Reports say Mr. Williams did the same recently, turning back to a 12-Step program to try and have a reprieve to his addiction (ie - insane thinking). Yet it won. That’s the thing with addict thinking, it’s not satisfied until you are dead, because as addict thinking goes, death is the ultimate solution. Which is another crazy thing about addiction- be it drugs, sex, alcohol, work, etc.- the problem substance or behavior isn't the problem at all. In fact, it’s your solution – albeit a false one.

So what made me get sober and find a new way of life when Robin didn't? Simply put, ‘There but for the grace of God go I.’ This cliche has been spoken in every room of AA at some point. Honestly, this scares the hell out of me. The real reality is that I am completely powerless in this life to change myself or those things around me, yet I’m completely responsible to do so. This dilemma then leads me to need a power outside of myself to do for me what I cannot do. As I understand this power to be God, I am now completely dependent on God to give me what I need, even when I don’t see my need for it, and if he doesn't, well then...I'm toast.
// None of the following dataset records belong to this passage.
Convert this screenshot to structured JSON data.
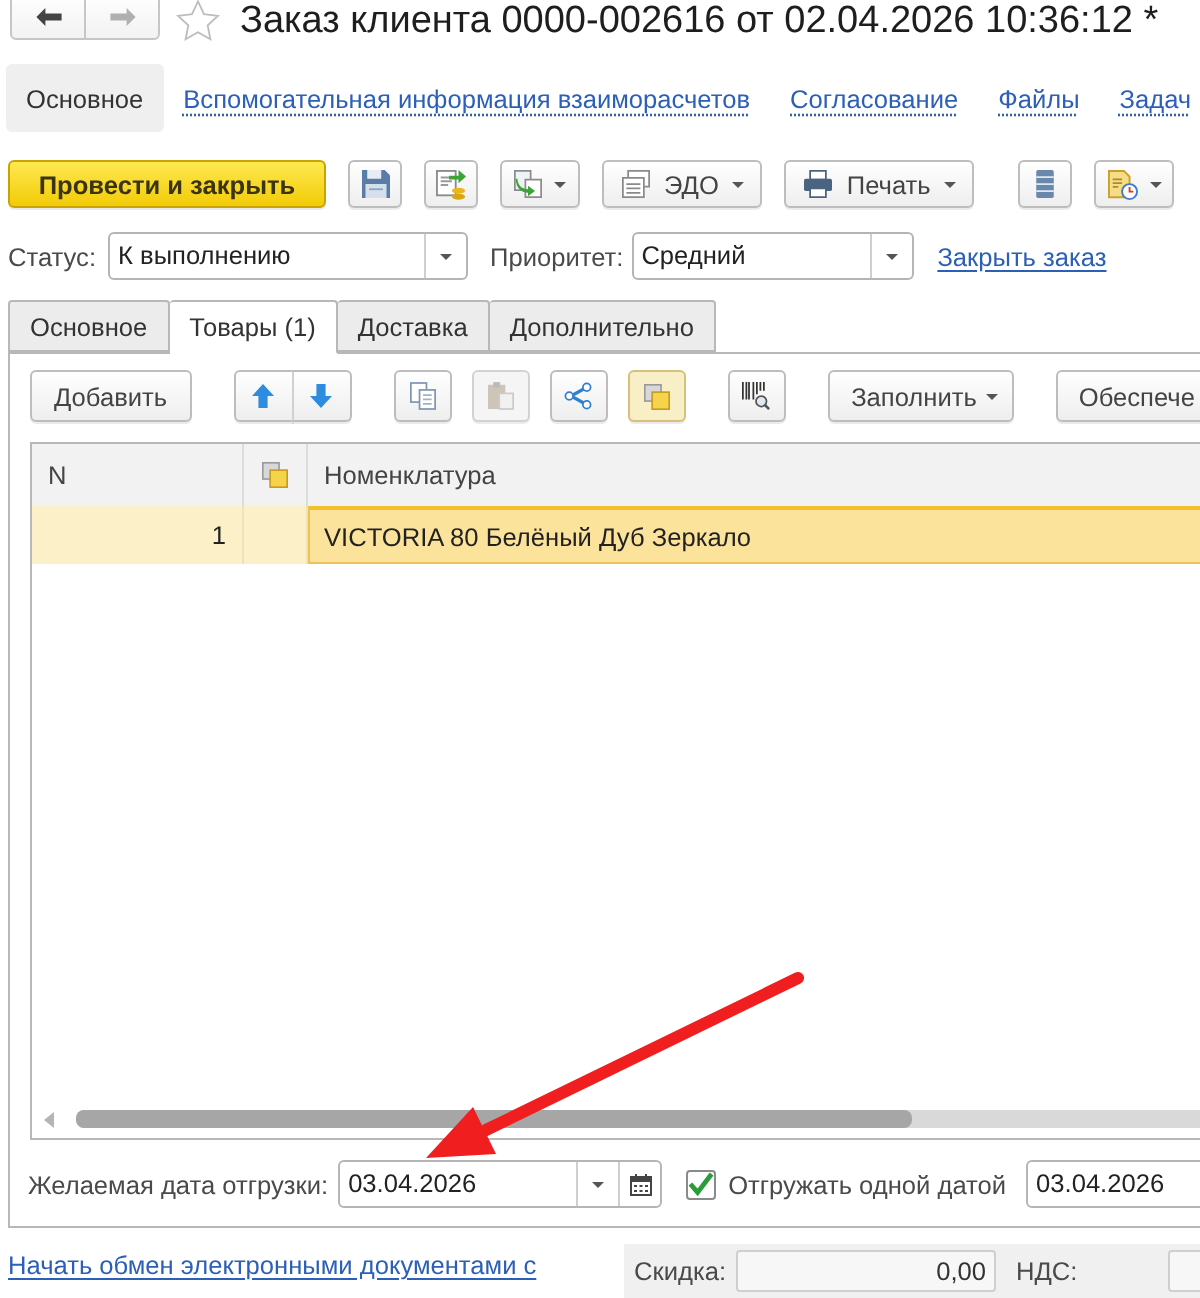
{
  "nav": [
    {
      "kind": "back",
      "disabled": false
    },
    {
      "kind": "forward",
      "disabled": true
    }
  ],
  "favorite": {
    "on": false
  },
  "window": {
    "title": "Заказ клиента 0000-002616 от 02.04.2026 10:36:12 *"
  },
  "sections": [
    {
      "label": "Основное",
      "selected": true
    },
    {
      "label": "Вспомогательная информация взаиморасчетов",
      "selected": false
    },
    {
      "label": "Согласование",
      "selected": false
    },
    {
      "label": "Файлы",
      "selected": false
    },
    {
      "label": "Задач",
      "selected": false
    }
  ],
  "toolbar": [
    {
      "kind": "primary",
      "label": "Провести и закрыть"
    },
    {
      "kind": "icon",
      "dropdown": false
    },
    {
      "kind": "icon",
      "dropdown": false
    },
    {
      "kind": "icon",
      "dropdown": true
    },
    {
      "kind": "labeled",
      "label": "ЭДО",
      "dropdown": true
    },
    {
      "kind": "labeled",
      "label": "Печать",
      "dropdown": true
    },
    {
      "kind": "icon",
      "dropdown": false
    },
    {
      "kind": "icon",
      "dropdown": true
    }
  ],
  "status": {
    "label": "Статус:",
    "value": "К выполнению"
  },
  "priority": {
    "label": "Приоритет:",
    "value": "Средний"
  },
  "close_order_link": "Закрыть заказ",
  "tabs": [
    {
      "label": "Основное",
      "selected": false
    },
    {
      "label": "Товары (1)",
      "selected": true
    },
    {
      "label": "Доставка",
      "selected": false
    },
    {
      "label": "Дополнительно",
      "selected": false
    }
  ],
  "goods": {
    "toolbar": [
      {
        "kind": "text",
        "label": "Добавить",
        "dropdown": false
      },
      {
        "kind": "updown"
      },
      {
        "kind": "icon",
        "disabled": false,
        "pressed": false
      },
      {
        "kind": "icon",
        "disabled": true,
        "pressed": false
      },
      {
        "kind": "icon",
        "disabled": false,
        "pressed": false
      },
      {
        "kind": "icon",
        "disabled": false,
        "pressed": true
      },
      {
        "kind": "icon",
        "disabled": false,
        "pressed": false
      },
      {
        "kind": "text",
        "label": "Заполнить",
        "dropdown": true
      },
      {
        "kind": "text",
        "label": "Обеспече"
      }
    ],
    "columns": [
      {
        "kind": "text",
        "label": "N"
      },
      {
        "kind": "icon"
      },
      {
        "kind": "text",
        "label": "Номенклатура"
      }
    ],
    "rows": [
      {
        "n": "1",
        "nomenclature": "VICTORIA 80 Белёный Дуб Зеркало",
        "selected": true
      }
    ]
  },
  "shipment": {
    "desired_date_label": "Желаемая дата отгрузки:",
    "desired_date": "03.04.2026",
    "single_date": {
      "label": "Отгружать одной датой",
      "checked": true
    },
    "single_date_value": "03.04.2026"
  },
  "edi_link": "Начать обмен электронными документами с",
  "totals": [
    {
      "label": "Скидка:",
      "value": "0,00"
    },
    {
      "label": "НДС:"
    }
  ],
  "annotation": {
    "kind": "arrow"
  }
}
I need someone I don't really trust to consistently take care of me, whether I want it or not. The craziest thing is that He does. I cannot comprehend this mystery.


The grief that strikes me this morning is that I was given this gift when another was not. I don’t know what to do with that. It begs at a thousand deep and offensive questions. Yet, I know it’s true. I need God to do for me what I cannot do for myself, as did Mr. Williams, as do a thousand alcoholics, and as do you. So I’m sad, deeply saddened that Mr. Williams didn’t get sober in mind and body, and that the insanity of addiction took over. I’m also sobered by the thought that had God not done for me what I couldn’t do for myself I’d have eventually followed in Robin’s footsteps.